Eventually, my luck began to turn. I landed a few small roles in off-Broadway productions. In time, the parts got bigger and better and I graduated to the occasional Broadway show. Most impressively, I played Aramis in the 1984 revival of Rudolf Friml’s operetta The Three Musketeers, which lasted a week and lost twelve million dollars. Though financially I was barely getting by, I didn’t care. I was a paid actor. Then the IRS summoned me to their offices. I hadn’t paid my taxes (“what are taxes?”) and I owed the government $4,000. Since I had nothing more than my last paycheck in the bank, about $700, I was certain a jail cell was in my future. And then providence raised its beautiful head. A relative of mine had died—not so fortunate for him, I guess—and had made me the beneficiary of an insurance policy that paid out exactly $4,000. Crazy how things sometimes work out. But I was still broke.

About this time, I got my first role in a film. I think it’s fair to call it a film.

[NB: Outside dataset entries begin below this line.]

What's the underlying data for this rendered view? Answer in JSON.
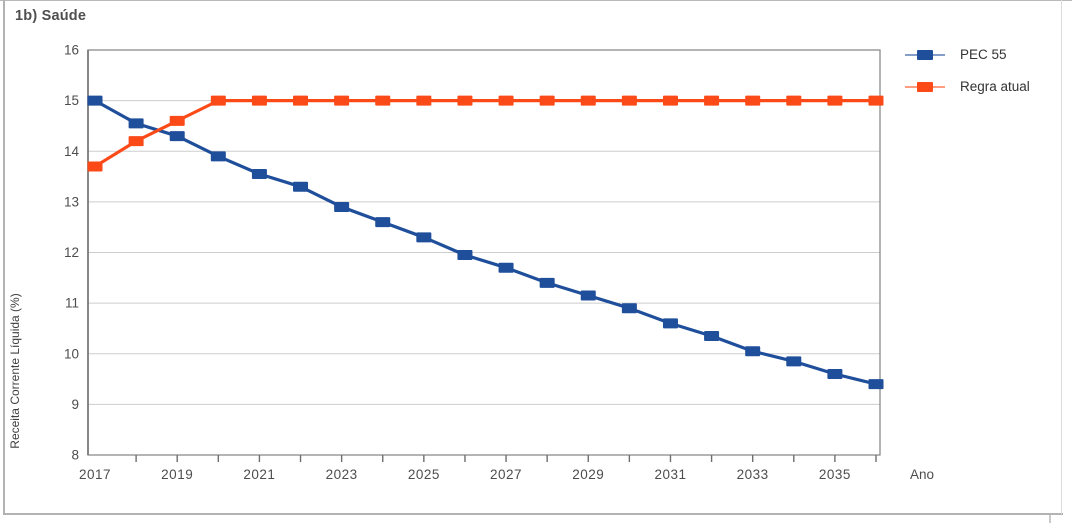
{
  "figure": {
    "panel_label": "1b) Saúde"
  },
  "chart_data": {
    "type": "line",
    "title": "1b) Saúde",
    "xlabel": "Ano",
    "ylabel": "Receita Corrente Líquida (%)",
    "ylim": [
      8,
      16
    ],
    "y_ticks": [
      8,
      9,
      10,
      11,
      12,
      13,
      14,
      15,
      16
    ],
    "x": [
      2017,
      2018,
      2019,
      2020,
      2021,
      2022,
      2023,
      2024,
      2025,
      2026,
      2027,
      2028,
      2029,
      2030,
      2031,
      2032,
      2033,
      2034,
      2035,
      2036
    ],
    "x_labeled_ticks": [
      2017,
      2019,
      2021,
      2023,
      2025,
      2027,
      2029,
      2031,
      2033,
      2035
    ],
    "grid": "horizontal-gridlines-on",
    "legend_position": "outside-top-right",
    "colors": {
      "pec55": "#1f4e9b",
      "regra_atual": "#fb4a17",
      "gridline": "#cdcdcd",
      "plot_border": "#8c8c8c",
      "tick_text": "#4d4d4d"
    },
    "series": [
      {
        "name": "PEC 55",
        "color": "#1f4e9b",
        "marker": "square",
        "values": [
          15.0,
          14.55,
          14.3,
          13.9,
          13.55,
          13.3,
          12.9,
          12.6,
          12.3,
          11.95,
          11.7,
          11.4,
          11.15,
          10.9,
          10.6,
          10.35,
          10.05,
          9.85,
          9.6,
          9.4
        ]
      },
      {
        "name": "Regra atual",
        "color": "#fb4a17",
        "marker": "square",
        "values": [
          13.7,
          14.2,
          14.6,
          15.0,
          15.0,
          15.0,
          15.0,
          15.0,
          15.0,
          15.0,
          15.0,
          15.0,
          15.0,
          15.0,
          15.0,
          15.0,
          15.0,
          15.0,
          15.0,
          15.0
        ]
      }
    ]
  }
}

A cut-rate Italian company came to New York to make an “American comedy” titled Rent Control. The director had seen me in a play and was certain I was perfect for the lead role, a schnook who scoured the obituaries hoping to find a rent-controlled apartment previously occupied by someone who was recently deceased. Little by little I put together that this was a mob-financed venture. My salary checks were signed by an obstetrician in New Jersey. When the movie was completed, it played for a couple of days at the Waverly Theater in the Village to a combined audience of about six and a half people. The entire budget of the film was $100,000, but to the director’s credit, it looked like $200,000. Though it did nothing for my career, it did allow me to put some money in the bank. I was thirty-four and growing very weary of living like a teenager, so I decided, with this one questionable film credit, to give Hollywood a try. I scored a job as a replacement, playing Seymour Krelborn in the original West Coast production of Little Shop of Horrors, and said goodbye to New York. The show lasted only another three weeks, but it allowed me to secure an agent and, with luck and perseverance, find my way into guest-starring roles and TV movies.

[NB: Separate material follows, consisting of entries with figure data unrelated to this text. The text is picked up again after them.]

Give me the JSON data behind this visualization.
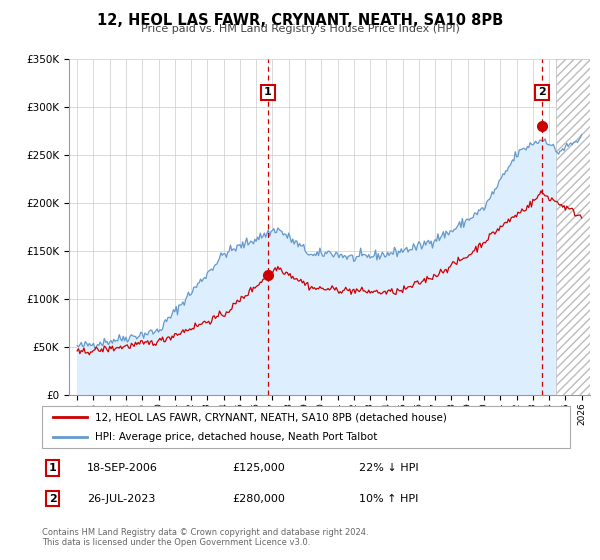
{
  "title": "12, HEOL LAS FAWR, CRYNANT, NEATH, SA10 8PB",
  "subtitle": "Price paid vs. HM Land Registry's House Price Index (HPI)",
  "ylim": [
    0,
    350000
  ],
  "yticks": [
    0,
    50000,
    100000,
    150000,
    200000,
    250000,
    300000,
    350000
  ],
  "ytick_labels": [
    "£0",
    "£50K",
    "£100K",
    "£150K",
    "£200K",
    "£250K",
    "£300K",
    "£350K"
  ],
  "xticks": [
    1995,
    1996,
    1997,
    1998,
    1999,
    2000,
    2001,
    2002,
    2003,
    2004,
    2005,
    2006,
    2007,
    2008,
    2009,
    2010,
    2011,
    2012,
    2013,
    2014,
    2015,
    2016,
    2017,
    2018,
    2019,
    2020,
    2021,
    2022,
    2023,
    2024,
    2025,
    2026
  ],
  "sale1_x": 2006.72,
  "sale1_y": 125000,
  "sale2_x": 2023.57,
  "sale2_y": 280000,
  "legend_line1": "12, HEOL LAS FAWR, CRYNANT, NEATH, SA10 8PB (detached house)",
  "legend_line2": "HPI: Average price, detached house, Neath Port Talbot",
  "sale1_date": "18-SEP-2006",
  "sale1_price": "£125,000",
  "sale1_hpi": "22% ↓ HPI",
  "sale2_date": "26-JUL-2023",
  "sale2_price": "£280,000",
  "sale2_hpi": "10% ↑ HPI",
  "footer1": "Contains HM Land Registry data © Crown copyright and database right 2024.",
  "footer2": "This data is licensed under the Open Government Licence v3.0.",
  "red_color": "#cc0000",
  "blue_color": "#6699cc",
  "fill_color": "#ddeeff",
  "hatch_color": "#cccccc"
}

And then Star Trek: The Next Generation happened. I auditioned for the role of the android Data six times. Apparently they weren’t sure I was the guy for the part, and frankly, I wasn’t sure I wanted to be tied down to a series. I was doing pretty well at this point and enjoying playing a variety of characters. But finally they offered me the role, and I figured what the hell, it couldn’t last more than a season and I could make some decent money. And the rest is history. My history, anyway. Immediately after I was hired, Gene Roddenberry, the creator of the show, said something to me I’ll never forget. “Your life will never be the same.” I had no idea what he meant at the time, but he couldn’t have been more correct. So many wonderful experiences began to unfold for me. I had a challenging role to grapple with, I was making a decent income, and I was working with some talented and wonderful people. And then something truly unbelievable happened. Something I can describe only as a slapstick nightmare occurred in the fourth season of the show and gave Gene’s words a completely different context.

Everything I have written thus far is absolutely true. But the story I’m about to tell is not. In fact, having written the book and read it a few times, I’m not sure if any of it really happened. Maybe in a parallel universe?